“America! Surely these people are Americans!” This was my thought as a panoramic vision of Western faces passed before my inward view.
Immersed in meditation, I was sitting behind some dusty boxes in the storeroom of the Ranchi school. A private spot was difficult to find during those busy years with the youngsters!
The vision continued; a vast multitude, gazing at me intently, swept actorlike across the stage of consciousness.
The storeroom door opened; as usual, one of the young lads had discovered my hiding place.
“Come here, Bimal,” I cried gaily. “I have news for you: the Lord is calling me to America!”
“To America?” The boy echoed my words in a tone that implied I had said “to the moon.”
“Yes! I am going forth to discover America, like Columbus. He thought he had found India; surely there is a karmic link between those two lands!”
Bimal scampered away; soon the whole school was informed by the two-legged newspaper. I summoned the bewildered faculty and gave the school into its charge.
“I know you will keep Lahiri Mahasaya’s yoga ideals of education ever to the fore,” I said. “I shall write you frequently; God willing, someday I shall be back.”
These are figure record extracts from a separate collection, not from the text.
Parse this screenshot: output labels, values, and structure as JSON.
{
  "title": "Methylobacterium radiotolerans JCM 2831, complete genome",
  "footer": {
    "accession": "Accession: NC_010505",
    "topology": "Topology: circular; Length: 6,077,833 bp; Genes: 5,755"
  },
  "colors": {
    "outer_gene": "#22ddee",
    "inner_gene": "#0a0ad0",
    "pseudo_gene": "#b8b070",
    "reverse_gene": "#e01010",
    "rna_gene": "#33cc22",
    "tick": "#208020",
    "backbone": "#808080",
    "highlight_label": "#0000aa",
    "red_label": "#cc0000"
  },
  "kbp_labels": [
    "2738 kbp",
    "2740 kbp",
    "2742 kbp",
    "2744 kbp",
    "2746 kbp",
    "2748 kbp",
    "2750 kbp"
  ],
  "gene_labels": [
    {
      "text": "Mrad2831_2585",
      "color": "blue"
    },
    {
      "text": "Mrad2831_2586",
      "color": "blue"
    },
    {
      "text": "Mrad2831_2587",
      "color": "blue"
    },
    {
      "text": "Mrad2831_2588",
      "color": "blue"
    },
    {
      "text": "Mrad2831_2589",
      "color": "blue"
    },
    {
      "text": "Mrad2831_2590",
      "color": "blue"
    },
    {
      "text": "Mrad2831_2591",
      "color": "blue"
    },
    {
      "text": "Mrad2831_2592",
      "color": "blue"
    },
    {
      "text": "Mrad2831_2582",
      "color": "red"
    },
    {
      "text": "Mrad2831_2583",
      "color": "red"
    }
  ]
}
Tears stood in my eyes as I cast a last look at the little boys and the sunny acres of Ranchi. A definite epoch in my life had now closed, I knew; henceforth I would dwell in far lands. I entrained for Calcutta a few hours after my vision. The following day I received an invitation to serve as the delegate from India to an International Congress of Religious Liberals in America. It was to convene that year in Boston, under the auspices of the American Unitarian Association.
My head in a whirl, I sought out Sri Yukteswar in Serampore.
“Guruji, I have just been invited to address a religious congress in America. Shall I go?”
“All doors are open for you,” Master replied simply. “It is now or never.”
“But, sir,” I said in dismay, “what do I know about public speaking? Seldom have I given a lecture, and never in English.”
“English or no English, your words on yoga shall be heard in the West.”
I laughed. “Well, dear guruji, I hardly think the Americans will learn Bengali! Please bless me with a push over the hurdles of the English language.”
When I broke the news of my plans to Father, he was utterly taken aback. To him America seemed incredibly remote; he feared he might never see me again.
“How can you go?” he asked sternly. “Who will finance you?” As he had affectionately borne the expenses of my education and whole life, he doubtless hoped that his question would bring my project to an embarrassing halt.
“The Lord will surely finance me.” As I made this reply, I thought of the similar one I had given long ago to my brother Ananta in Agra. Without very much guile, I added, “Father, perhaps God will put it into your mind to help me.”
“No, never!” He glanced at me piteously.
I was astounded, therefore, when Father handed me, the following day, a check made out for a large amount.
“I give you this money,” he said, “not in my capacity as a father, but as a faithful disciple of Lahiri Mahasaya. Go then to that far Western land; spread there the creedless teachings of Kriya Yoga.”
I was immensely touched at the selfless spirit in which Father had been able to quickly put aside his personal desires. The just realization had come to him during the preceding night that no ordinary desire for foreign travel was motivating my voyage.
“Perhaps we shall not meet again in this life.” Father, who was sixty-seven at this time, spoke sadly.
An intuitive conviction prompted me to reply, “Surely the Lord will bring us together once more.”